Steinway Musical Instruments (LVB) has agreed to be bought by private-equity firm Kohlberg & Co. for about $438 million. The 160 year-old company suffered from a lack sales during the recession, and while shares have recovered they have yet to return to the peak they achieved just six months prior to the economic downturn. Steinway shares ended Monday's trading up about 16 percent to $35.28.
A Credit Suisse analyst resumed his coverage of Best Buy (BBY) and lifted the electronics chain's prior price target as it continues to work on a turnaround plan.
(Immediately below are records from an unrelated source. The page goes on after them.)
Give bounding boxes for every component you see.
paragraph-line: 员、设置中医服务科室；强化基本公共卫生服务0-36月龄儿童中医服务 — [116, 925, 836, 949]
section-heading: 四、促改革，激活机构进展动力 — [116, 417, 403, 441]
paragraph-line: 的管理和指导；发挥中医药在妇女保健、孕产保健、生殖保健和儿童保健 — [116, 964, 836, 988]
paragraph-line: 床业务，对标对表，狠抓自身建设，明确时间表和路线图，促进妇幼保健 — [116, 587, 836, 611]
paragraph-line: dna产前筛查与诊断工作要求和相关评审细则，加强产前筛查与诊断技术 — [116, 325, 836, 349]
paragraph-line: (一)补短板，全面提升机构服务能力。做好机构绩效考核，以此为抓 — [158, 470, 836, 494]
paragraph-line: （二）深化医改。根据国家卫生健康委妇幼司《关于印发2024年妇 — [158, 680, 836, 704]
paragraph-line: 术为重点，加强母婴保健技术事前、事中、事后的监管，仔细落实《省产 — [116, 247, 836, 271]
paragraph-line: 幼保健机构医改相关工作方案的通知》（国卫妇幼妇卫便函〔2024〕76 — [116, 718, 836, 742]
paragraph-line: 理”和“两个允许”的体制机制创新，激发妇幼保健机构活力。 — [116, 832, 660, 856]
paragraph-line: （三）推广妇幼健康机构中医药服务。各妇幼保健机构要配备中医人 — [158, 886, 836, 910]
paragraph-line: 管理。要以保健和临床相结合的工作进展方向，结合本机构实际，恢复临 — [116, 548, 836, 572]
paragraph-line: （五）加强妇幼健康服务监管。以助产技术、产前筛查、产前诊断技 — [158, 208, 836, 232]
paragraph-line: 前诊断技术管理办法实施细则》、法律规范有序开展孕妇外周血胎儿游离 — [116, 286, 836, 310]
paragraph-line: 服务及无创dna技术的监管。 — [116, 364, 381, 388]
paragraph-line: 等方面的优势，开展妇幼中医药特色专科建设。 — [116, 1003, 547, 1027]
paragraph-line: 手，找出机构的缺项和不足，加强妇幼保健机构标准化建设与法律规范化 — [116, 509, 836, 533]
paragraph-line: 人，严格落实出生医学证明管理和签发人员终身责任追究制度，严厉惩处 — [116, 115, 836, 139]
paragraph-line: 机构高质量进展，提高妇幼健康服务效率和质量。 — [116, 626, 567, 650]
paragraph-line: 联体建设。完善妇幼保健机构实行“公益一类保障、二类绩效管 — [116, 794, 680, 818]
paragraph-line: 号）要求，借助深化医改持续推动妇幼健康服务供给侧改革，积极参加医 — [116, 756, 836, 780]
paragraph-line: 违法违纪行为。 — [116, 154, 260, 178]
Shares of Best Buy rose sharply to $29.74.
Shares of Tesla Motors (TSLA) rose 9.1 percent to $117.18, their highest price ever, on optimism that the electric car company's deliveries for the second-quarter and full year will be higher than expected.
Google (GOOG) notched a legal victory in its bid to create the world's largest digital books library, winning the reversal of a court order that had allowed authors challenging the project to sue as a group. The 2nd U.S. Circuit Court of Appeals in Manhattan said it was too early for authors to be considered as a group in a lawsuit against the search-engine giant. Google stock advanced almost 1 percent.
What to watch Tuesday:
The Commerce Department releases May data on factory orders at 10 a.m. ET. Analysts expect manufacturing activity rose 2 percent during the month, according to consensus estimates.
Automakers report June sales figures. Industry watchers forecast auto sales rose slightly to 15.5 million units last month, up from 15.3 million in May.
Compiled from staff and wire reports.